Hazen’s experiments marked a turning point. Before them, origins-of-life research had been guided by a scenario scripted in 1871 by Charles Darwin himself: “But if (and oh! what a big if!) we could conceive in some warm little pond, with all sorts of ammonia and phosphoric salts, light, heat, electricity, etc., present, that a proteine compound was chemically formed ready to undergo still more complex changes....”
In 1952, Stanley Miller, a graduate student in chemistry at the University of Chicago, attempted to create Darwin’s dream. Miller set up a container holding water (representing the early ocean) connected by glass tubes to one containing ammonia, methane and hydrogen—a mixture scientists of the day thought approximated the early atmosphere. A flame heated the water, sending vapor upward. In the atmosphere flask, electric sparks simulated lightning. The experiment was such a long shot that Miller’s adviser, Harold Urey, thought it a waste of time. But over the next few days, the water turned deep red. Miller had created a broth of amino acids.
Forty-four years later, Bob Hazen’s pressure bomb experiments would show that not just lightning storms but also hydrothermal vents potentially could have sparked life. His work soon led him to a more surprising conclusion: the basic molecules of life, it turns out, are able to form in all sorts of places: near hydrothermal vents, volcanoes, even on meteorites. Cracking open space rocks, astrobiologists have discovered amino acids, compounds similar to sugars and fatty acids, and nucleobases found in RNA and DNA. So it’s even possible that some of the first building blocks of life on earth came from outer space.

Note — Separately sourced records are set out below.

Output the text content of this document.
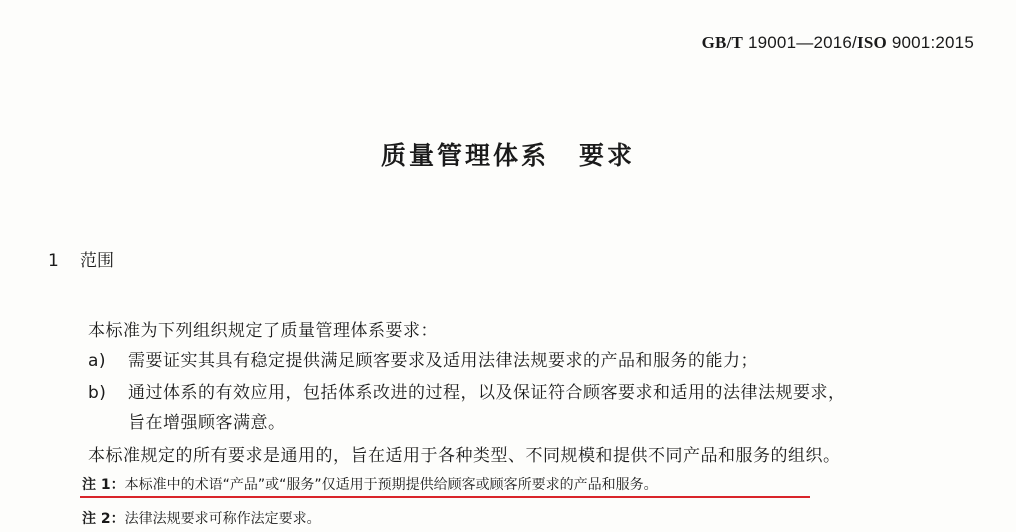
GB/T 19001—2016/ISO 9001:2015
质量管理体系 要求
1 范围
本标准为下列组织规定了质量管理体系要求：
a) 需要证实其具有稳定提供满足顾客要求及适用法律法规要求的产品和服务的能力；
b) 通过体系的有效应用，包括体系改进的过程，以及保证符合顾客要求和适用的法律法规要求，
旨在增强顾客满意。
本标准规定的所有要求是通用的，旨在适用于各种类型、不同规模和提供不同产品和服务的组织。
注 1：本标准中的术语“产品”或“服务”仅适用于预期提供给顾客或顾客所要求的产品和服务。
注 2：法律法规要求可称作法定要求。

Hazen’s findings came at an auspicious time. “A few years before, we would have been laughed out of the origins-of-life community,” he says. But NASA, then starting up its astrobiology program, was looking for evidence that life could have evolved in odd environments—such as on other planets or their moons. “NASA [wanted] justification for going to Europa, to Titan, to Ganymede, to Callisto, to Mars,” says Hazen. If life does exist there, it’s likely to be under the surface, in warm, high-pressure environments.

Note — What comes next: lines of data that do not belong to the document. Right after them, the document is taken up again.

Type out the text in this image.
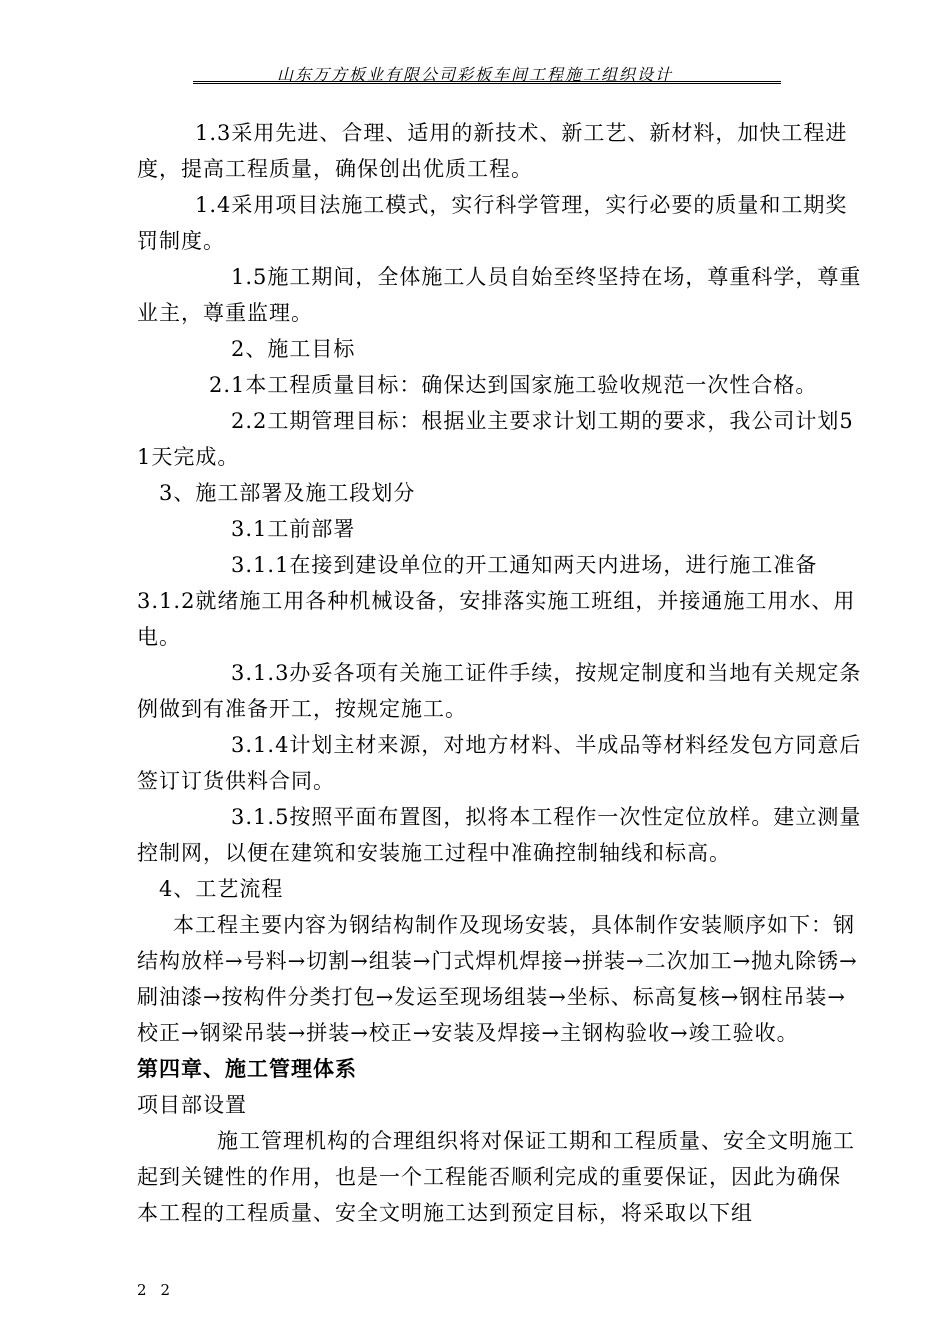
山东万方板业有限公司彩板车间工程施工组织设计

1.3采用先进、合理、适用的新技术、新工艺、新材料，加快工程进度，提高工程质量，确保创出优质工程。

1.4采用项目法施工模式，实行科学管理，实行必要的质量和工期奖罚制度。

1.5施工期间，全体施工人员自始至终坚持在场，尊重科学，尊重业主，尊重监理。

2、施工目标

2.1本工程质量目标：确保达到国家施工验收规范一次性合格。

2.2工期管理目标：根据业主要求计划工期的要求，我公司计划51天完成。

3、施工部署及施工段划分

3.1工前部署

3.1.1在接到建设单位的开工通知两天内进场，进行施工准备

3.1.2就绪施工用各种机械设备，安排落实施工班组，并接通施工用水、用电。

3.1.3办妥各项有关施工证件手续，按规定制度和当地有关规定条例做到有准备开工，按规定施工。

3.1.4计划主材来源，对地方材料、半成品等材料经发包方同意后签订订货供料合同。

3.1.5按照平面布置图，拟将本工程作一次性定位放样。建立测量控制网，以便在建筑和安装施工过程中准确控制轴线和标高。

4、工艺流程

本工程主要内容为钢结构制作及现场安装，具体制作安装顺序如下：钢结构放样→号料→切割→组装→门式焊机焊接→拼装→二次加工→抛丸除锈→刷油漆→按构件分类打包→发运至现场组装→坐标、标高复核→钢柱吊装→校正→钢梁吊装→拼装→校正→安装及焊接→主钢构验收→竣工验收。

第四章、施工管理体系

项目部设置

施工管理机构的合理组织将对保证工期和工程质量、安全文明施工起到关键性的作用，也是一个工程能否顺利完成的重要保证，因此为确保本工程的工程质量、安全文明施工达到预定目标，将采取以下组

22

Back on earth, Hazen says that by 2000 he had concluded that “making the basic building blocks of life is easy.” A harder question: How did the right building blocks get incorporated? Amino acids come in multiple forms, but only some are used by living things to form proteins. How did they find each other?
In a windowed corner of a lab building at the Carnegie Institution, Hazen is drawing molecules on a notepad and sketching the earliest steps on the road to life. “We’ve got a prebiotic ocean and down in the ocean floor, you’ve got rocks,” he says. “And basically there’s molecules here that are floating around in solution, but it’s a very dilute soup.” For a newly formed amino acid in the early ocean, it must have been a lonely life indeed. The familiar phrase “primordial soup” sounds rich and thick, but it was no beef stew. It was probably just a few molecules here and there in a vast ocean. “So the chances of a molecule over here bumping into this one, and then actually a chemical reaction going on to form some kind of larger structure, is just infinitesimally small,” Hazen continues. He thinks that rocks—whether the ore deposits that pile up around hydrothermal vents or those that line a tide pool on the surface—may have been the matchmakers that helped lonely amino acids find each other.